Zum Inhalt springen
30.05.2022

Pfingsten und Schawout – zwei Gründungsfeste der besonderen Art

Feuer. Foto: Andreas Schneidt

Bei Pfingsten und Schawout spielt das Feuer eine besondere Rolle. Foto: Andreas Schneidt

In diesem Jahr fallen das christliche Pfingstfest und das jüdische Schawout zusammen. An Pfingsten feiern Christen die Herabkunft des Heiligen Geistes, das Geschenk seiner sieben Gaben und die Geburtsstunde der Kirche.

An Schawout feiert die jüdische Gemeinschaft u.a. die Gabe der Tora, der Zehn Gebote und die Befreiung aus der Knechtschaft aus Ägypten.

In beiden Festen spielt das Feuer eine besondere Rolle, denn es will auf die Haltungen hinweisen, die mit dem Empfang der Geistesgaben verbunden sind. Da geht es um ein „Feuer fangen“, für die Botschaft Gottes, um das „Feuer und Flamme sein“ für ein Leben aus dieser Botschaft, damit der „Funke überspringen“ kann.
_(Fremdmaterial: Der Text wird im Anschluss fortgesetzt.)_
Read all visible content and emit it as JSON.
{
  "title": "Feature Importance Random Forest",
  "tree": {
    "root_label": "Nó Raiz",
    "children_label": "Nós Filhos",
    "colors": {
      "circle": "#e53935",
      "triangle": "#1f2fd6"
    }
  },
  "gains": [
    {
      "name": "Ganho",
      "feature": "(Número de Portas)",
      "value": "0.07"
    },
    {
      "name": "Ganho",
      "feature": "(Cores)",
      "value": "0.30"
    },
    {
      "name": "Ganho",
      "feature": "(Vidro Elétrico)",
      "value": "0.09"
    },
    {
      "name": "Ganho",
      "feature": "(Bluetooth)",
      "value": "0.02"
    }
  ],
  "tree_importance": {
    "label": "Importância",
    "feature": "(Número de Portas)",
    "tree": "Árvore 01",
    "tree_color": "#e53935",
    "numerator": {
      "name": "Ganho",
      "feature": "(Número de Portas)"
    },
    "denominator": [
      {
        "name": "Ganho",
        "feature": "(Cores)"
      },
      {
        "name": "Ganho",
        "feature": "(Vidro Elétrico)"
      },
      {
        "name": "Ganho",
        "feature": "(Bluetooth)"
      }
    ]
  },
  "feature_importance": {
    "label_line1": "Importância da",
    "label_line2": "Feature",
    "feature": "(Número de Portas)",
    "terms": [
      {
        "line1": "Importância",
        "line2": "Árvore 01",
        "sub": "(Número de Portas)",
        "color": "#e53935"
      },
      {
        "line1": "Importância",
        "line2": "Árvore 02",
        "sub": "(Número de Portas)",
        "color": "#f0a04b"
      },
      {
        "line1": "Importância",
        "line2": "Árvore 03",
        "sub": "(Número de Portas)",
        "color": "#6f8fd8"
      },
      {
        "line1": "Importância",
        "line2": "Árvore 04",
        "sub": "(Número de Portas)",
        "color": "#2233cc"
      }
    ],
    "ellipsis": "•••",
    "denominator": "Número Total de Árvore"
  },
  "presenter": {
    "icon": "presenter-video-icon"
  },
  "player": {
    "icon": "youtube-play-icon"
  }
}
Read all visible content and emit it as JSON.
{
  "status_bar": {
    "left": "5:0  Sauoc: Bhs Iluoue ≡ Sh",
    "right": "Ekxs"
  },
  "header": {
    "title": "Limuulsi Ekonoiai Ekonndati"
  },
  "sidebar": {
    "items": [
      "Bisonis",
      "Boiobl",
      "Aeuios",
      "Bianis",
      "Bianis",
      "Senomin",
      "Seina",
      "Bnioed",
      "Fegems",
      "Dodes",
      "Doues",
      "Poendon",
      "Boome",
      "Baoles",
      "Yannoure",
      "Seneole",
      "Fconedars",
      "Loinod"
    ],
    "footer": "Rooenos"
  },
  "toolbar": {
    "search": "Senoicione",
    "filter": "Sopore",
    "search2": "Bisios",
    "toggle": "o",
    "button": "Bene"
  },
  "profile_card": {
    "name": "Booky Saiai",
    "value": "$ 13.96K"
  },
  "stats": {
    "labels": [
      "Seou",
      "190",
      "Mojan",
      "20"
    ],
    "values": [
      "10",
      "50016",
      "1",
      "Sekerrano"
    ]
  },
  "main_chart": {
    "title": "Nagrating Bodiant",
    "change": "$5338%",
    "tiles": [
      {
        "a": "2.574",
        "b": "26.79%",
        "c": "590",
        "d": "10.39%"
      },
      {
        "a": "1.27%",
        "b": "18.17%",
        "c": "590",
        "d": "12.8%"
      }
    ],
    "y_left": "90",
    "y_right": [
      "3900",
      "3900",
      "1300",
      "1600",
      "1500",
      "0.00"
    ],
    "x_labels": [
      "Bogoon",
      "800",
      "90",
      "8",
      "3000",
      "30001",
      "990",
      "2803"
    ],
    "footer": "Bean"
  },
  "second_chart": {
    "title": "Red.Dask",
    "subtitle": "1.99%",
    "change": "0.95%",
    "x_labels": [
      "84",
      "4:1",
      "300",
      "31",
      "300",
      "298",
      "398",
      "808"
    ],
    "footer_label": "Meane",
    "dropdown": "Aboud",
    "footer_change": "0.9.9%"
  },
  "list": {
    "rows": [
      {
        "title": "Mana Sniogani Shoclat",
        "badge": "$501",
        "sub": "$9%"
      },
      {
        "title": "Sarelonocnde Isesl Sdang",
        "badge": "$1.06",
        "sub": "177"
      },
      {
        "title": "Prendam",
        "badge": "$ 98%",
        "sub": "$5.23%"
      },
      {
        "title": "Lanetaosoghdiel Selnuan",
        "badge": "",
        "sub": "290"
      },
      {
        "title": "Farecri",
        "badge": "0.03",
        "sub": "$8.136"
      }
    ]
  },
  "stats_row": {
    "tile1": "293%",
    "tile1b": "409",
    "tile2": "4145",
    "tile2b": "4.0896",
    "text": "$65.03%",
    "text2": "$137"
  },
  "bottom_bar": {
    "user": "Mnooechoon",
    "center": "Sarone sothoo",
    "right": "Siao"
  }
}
Diese Grundgedanken finden sich bereits in der sogenannten nachexilischen Theologie, wie sie in der Bibel festgehalten worden ist. Dabei sind vor allem zwei Aspekte zu beachten:

  • der Hinweis darauf, dass z.B. die Propheten als auch Mose das Wort Gottes in einer direkten Gottesbegegnung empfangen haben (Ex 3,1-6; Ex 19,19)
  • das Herabkommen des Geistes Gottes auf die versammelte Gemeinde und deren Sendung, die Botschaft Gottes in die Welt zu tragen (Apg 2, 1-4).

In allen Zeugnissen wird der Geist Gottes als eine Kraft erlebt, die Mut schenkt und deutlich macht, dass es nicht um ein formalistisches Einhalten von Vorschriften geht. So weist denn auch Papst Johannes Paul II. in seiner Enzyklika „Dominum vivificantem – Über den Heiligen Geist im Leben der Kirche und der Welt“( 1986) darauf hin, dass die Gabe des Geistes Gottes bis heute für die Kirche bedeutet, mutig  ein offenes Wort im Blick auf erforderliche Veränderungen in Kirche und Welt zu sprechen. Und im Midrasch Aserot ha-Dibrot 1 heißt es mit Blick auf die Haltung, die auf ein „Feuer fangen“ hin verstanden werden kann, dass die Tora „als schwarzes auf weißes Feuer“ geschrieben ist. Schwarz steht dabei für die Tinte und den Buchstaben, weiß wird als eine Aufforderung zum „zwischen den Zeilen lesen“ interpretiert.

Heute scheint bei der Darstellung des Heiligen Geistes das Bild der Taube in den Vordergrund getreten zu sein. Die Taube soll zunächst einmal den Blick auf die erste Schöpfungserzählung lenken, in der es heißt, dass der Geist Gottes über den Wassern flattert – wie es im hebräischen Text heißt. In der Prophetenliteratur wird darauf hingewiesen, dass da, wo der Geist Gottes wirkt, eine neue Welt entstehen kann, in der alle Gegensätze aufgehoben sind (Vision vom Tierfrieden Jes 11, 6-10).

Die Darstellung des Heiligen Geistes als Taube hat sich seit dem 6. Jahrhundert mit Rückgriff auf das Johannesevangelium durchgesetzt. Dort heißt es im Zusammenhang mit der Taufe Jesu am Jordan: „Ich sah den Geist Gottes herabsteigen wie eine Taube vom Himmel …“ (Joh 1, 32). Im Laufe der Zeit wird die Taube zu einem Symbol der Liebe des Friedens und der Versöhnung mit Gott.